The simple aspect is the unmarked verb form — no progressive -ing, no have + past participle. I go, I went, I will go. Marks single completed actions, habits, or permanent states.
Collocations
If your English vocabulary is large but your speech still sounds slightly off — do a mistake, powerful coffee, high winds blew strongly — you've hit the collocation problem. Each word is correct in isolation, but native speakers don't pair them that way. Fixing it isn't about more vocabulary; it's about learning words in their natural company.
Collocations are word combinations that habitually occur together: make a decision, strong coffee, heavy rain, highly unlikely. The grammar permits other pairings, but fluent English consistently chooses one over the rest. They're the connective tissue of natural-sounding language.

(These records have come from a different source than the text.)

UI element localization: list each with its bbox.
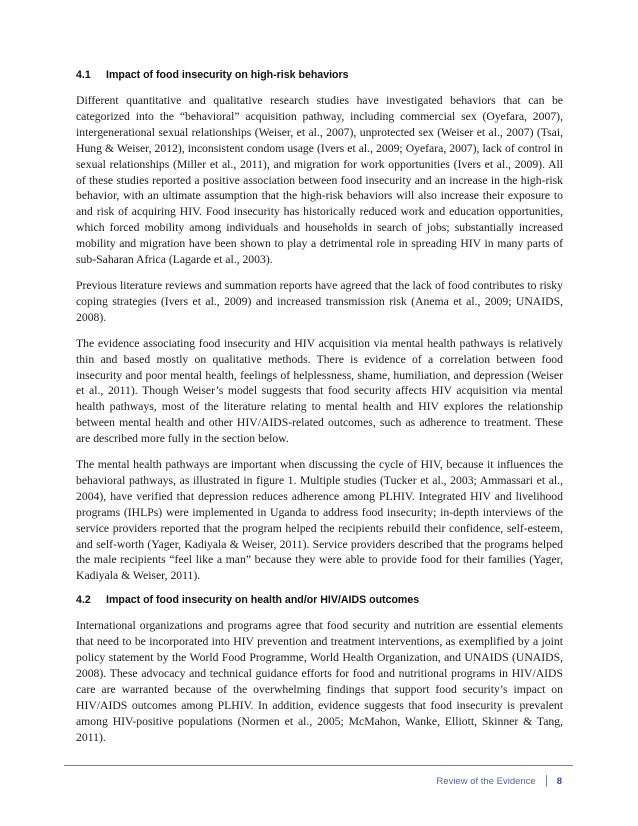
footer-divider xyxy=(64,765,573,766)
section-title: Impact of food insecurity on health and/or HIV/AIDS outcomes xyxy=(106,594,420,607)
page-number: 8 xyxy=(556,775,562,787)
section-heading-4-2 xyxy=(76,594,563,606)
paragraph: The mental health pathways are important when discussing the cycle of HIV, because it influences the behavioral pathways, as illustrated in figure 1. Multiple studies (Tucker et al., 2003; Ammassari et al., 2004), have verified that depression reduces adherence among PLHIV. Integrated HIV and livelihood programs (IHLPs) were implemented in Uganda to address food insecurity; in-depth interviews of the service providers reported that the program helped the recipients rebuild their confidence, self-esteem, and self-worth (Yager, Kadiyala & Weiser, 2011). Service providers described that the programs helped the male recipients “feel like a man” because they were able to provide food for their families (Yager, Kadiyala & Weiser, 2011). xyxy=(76,458,563,583)
section-number: 4.1 xyxy=(76,69,91,81)
paragraph: International organizations and programs agree that food security and nutrition are essential elements that need to be incorporated into HIV prevention and treatment interventions, as exemplified by a joint policy statement by the World Food Programme, World Health Organization, and UNAIDS (UNAIDS, 2008). These advocacy and technical guidance efforts for food and nutritional programs in HIV/AIDS care are warranted because of the overwhelming findings that support food security’s impact on HIV/AIDS outcomes among PLHIV. In addition, evidence suggests that food insecurity is prevalent among HIV-positive populations (Normen et al., 2005; McMahon, Wanke, Elliott, Skinner & Tang, 2011). xyxy=(76,619,563,744)
section-number: 4.2 xyxy=(76,594,91,607)
section-title: Impact of food insecurity on high-risk behaviors xyxy=(106,69,349,81)
page-body xyxy=(76,69,563,756)
paragraph: The evidence associating food insecurity and HIV acquisition via mental health pathways is relatively thin and based mostly on qualitative methods. There is evidence of a correlation between food insecurity and poor mental health, feelings of helplessness, shame, humiliation, and depression (Weiser et al., 2011). Though Weiser’s model suggests that food security affects HIV acquisition via mental health pathways, most of the literature relating to mental health and HIV explores the relationship between mental health and other HIV/AIDS-related outcomes, such as adherence to treatment. These are described more fully in the section below. xyxy=(76,336,563,446)
paragraph: Previous literature reviews and summation reports have agreed that the lack of food contributes to risky coping strategies (Ivers et al., 2009) and increased transmission risk (Anema et al., 2009; UNAIDS, 2008). xyxy=(76,278,563,324)
footer-separator xyxy=(546,775,547,787)
footer-label: Review of the Evidence xyxy=(436,775,536,787)
page-footer xyxy=(436,775,562,787)
section-heading-4-1 xyxy=(76,69,563,81)
paragraph: Different quantitative and qualitative research studies have investigated behaviors that can be categorized into the “behavioral” acquisition pathway, including commercial sex (Oyefara, 2007), intergenerational sexual relationships (Weiser, et al., 2007), unprotected sex (Weiser et al., 2007) (Tsai, Hung & Weiser, 2012), inconsistent condom usage (Ivers et al., 2009; Oyefara, 2007), lack of control in sexual relationships (Miller et al., 2011), and migration for work opportunities (Ivers et al., 2009). All of these studies reported a positive association between food insecurity and an increase in the high-risk behavior, with an ultimate assumption that the high-risk behaviors will also increase their exposure to and risk of acquiring HIV. Food insecurity has historically reduced work and education opportunities, which forced mobility among individuals and households in search of jobs; substantially increased mobility and migration have been shown to play a detrimental role in spreading HIV in many parts of sub-Saharan Africa (Lagarde et al., 2003). xyxy=(76,94,563,267)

A1 | Elementary | Beginners
If you can say your name, ask Where is the toilet?, and read a simple bus sign — but freeze when someone speaks at normal speed — you're at A1. That's not a problem to fix; it's the level where most learners actually live for a while, and recognising it lets you pick the right material instead of drowning in advanced grammar that wasn't meant for you yet.
A1 is the starting level of the CEFR framework, covering basic everyday communication: greetings, introductions, simple personal questions, present-tense forms of be/have/do, and core determiners and prepositions.
Difficulty: Easy
If a textbook leaves you confused, sometimes the issue isn't the topic — it's that the practice material is layered with extra complications. Filtering by Easy strips that away. You get one rule at a time, in plain everyday language, with no trick questions. It's how you make a shaky foundation solid before stacking more on top.
The Easy difficulty tag marks beginner-level questions and challenges — typically A1 or early A2. Single-rule focus, short sentences, common vocabulary, one clear correct answer.